Jewellery for T-shirts

Helen Britton, Justine McKnight,

February 1, 2014 to February 8, 2014

The t-shirt is a primary piece of clothing and also an Australian one; hanging faded on the Hills Hoist, crunchy with salt after a day at the beach, sticky with melted raspberry icy pole, smeared with grease after fixing the Holden or the Ford (depending on your inclination), torn and bloody after a Friday night brawl at the pub. With our shared bogan cultural heritage, we both had favorite t-shirts that would be worn until they fell apart.

Justine and I started discussing the t-shirt work in 2009. We considered its relevance to our experience of garments, how it is worn and how it wears, the traces of life that a well-loved t-shirt carries embedded in its fibres. We produced the first body of work later that year and this was our first “stepping in” to working together after years of knowing each other, enjoying one another’s work and discussing the possibilities of collaboration. We were keen to explore the potential of responding to each other’s practice and in challenging one another to new extensions of our individual work. Justine’s understanding of process, in relation to stains and marks left in garments, was played out on t-shirts in the initial series, and these t-shirts resonated with the flat, graphic, light shapes I was developing for brooches and necklaces. We then continued on to produce Awkward Beauty with Michelle Taylor, which was a whole other ball game.

We have now worked closely together for 4 years and have reached a new stage in our collaborative process. The t-shirt evolves but we remain committed to this simple, iconic garment as the parameter for our research. A light, flexible, generic form, its edges shift to accommodate the ideas that interest us. This is darker work, more slippery: the contained forms vibrate with the marks and traces of the chaos of events. The processes are at times industrial, demanding and harsh.

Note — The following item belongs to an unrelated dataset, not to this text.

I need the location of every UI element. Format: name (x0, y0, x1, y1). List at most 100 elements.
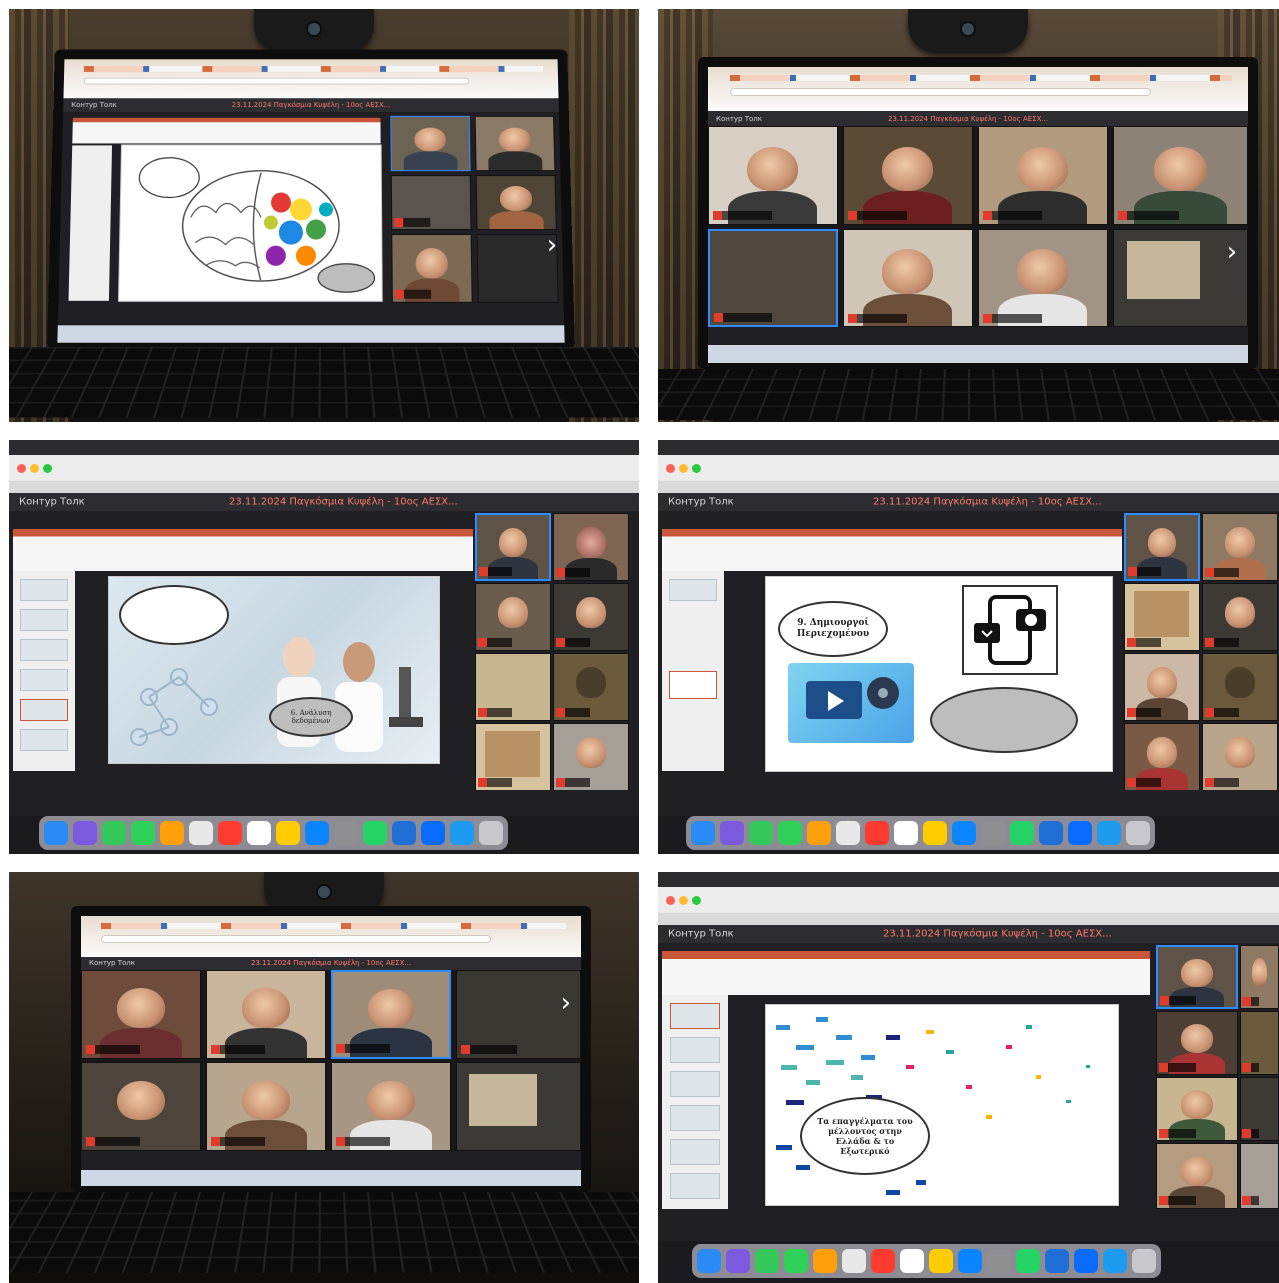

We’re intrigued by the interplay between clothing and jewellery. The physicality of one influences the other as we work with the weight of cloth or metal, the size and shape of elements, the texture of a surface or an edge. Then there’s the content: deconstruction, process, mark, gesture, structure and materiality. Transience.
The forms react to one other, not only through the making process, but finally on the body as well: arranging, rearranging, each movement suggesting new possibilities.